Any of the computation types is fp8_e5m2, fp8_e4m3, fp16, bf16, or int8
Any of M, N or K (Size Operator) is not a multiple of 16
Custom static leading dimension is used (LeadingDimension Operator)

These code corruptions may manifest as either incorrect results or illegal memory access errors.

To highlight this issue cuBLASDx 0.4.X will overprotectively hard fail if these conditions are met.

If you are using cuBLASDx, and this happens to your code, you can:

Update to the latest CUDA Toolkit and NVCC compiler (12.9.1 is known to work)

define the CUBLASDX_IGNORE_NVBUG_5218000_ASSERT macro to ignore these assertions and verify correctness of the results.

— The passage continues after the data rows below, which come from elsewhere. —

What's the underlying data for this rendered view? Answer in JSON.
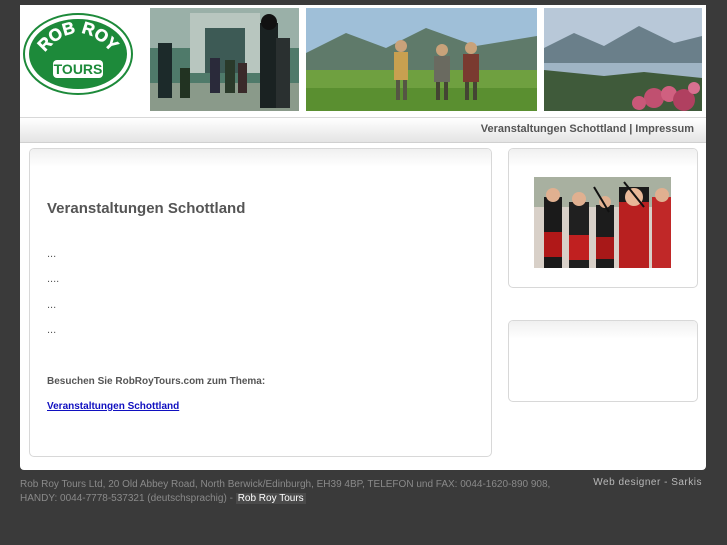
{
  "header": {
    "logo_top": "ROB ROY",
    "logo_bottom": "TOURS"
  },
  "nav": {
    "items": [
      {
        "label": "Veranstaltungen Schottland"
      },
      {
        "label": "Impressum"
      }
    ],
    "separator": "|"
  },
  "main": {
    "title": "Veranstaltungen Schottland",
    "dots": [
      "...",
      "....",
      "...",
      "..."
    ],
    "visit_text": "Besuchen Sie RobRoyTours.com zum Thema:",
    "visit_link": "Veranstaltungen Schottland"
  },
  "footer": {
    "address": "Rob Roy Tours Ltd, 20 Old Abbey Road, North Berwick/Edinburgh, EH39 4BP, TELEFON und FAX: 0044-1620-890 908, HANDY: 0044-7778-537321 (deutschsprachig) -",
    "link": "Rob Roy Tours",
    "designer": "Web designer - Sarkis"
  },
  "colors": {
    "background": "#3a3a3a",
    "logo_green": "#1d8a3a",
    "link_blue": "#1010c0",
    "text_gray": "#555555"
  }
}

if the case is indeed affected by the bug, adding the -Xptxas -O1 flag to the compilation command will disable PTX optimization phase and produce slower code but not a corrupted binary.

Highlights#

The cuBLASDx library currently provides:

BLAS GEMM routine embeddable into a CUDA kernel.
High performance, no unnecessary data movement from and to global memory.
Customizability, options to adjust GEMM routine for different needs (size, precision, type, targeted CUDA architecture, etc.).
Flexibility of performing accumulation and fusion in either shared memory or registers.
Ability to fuse BLAS kernels with other operations in order to save global memory trips.
Compatibility with future versions of the CUDA Toolkit.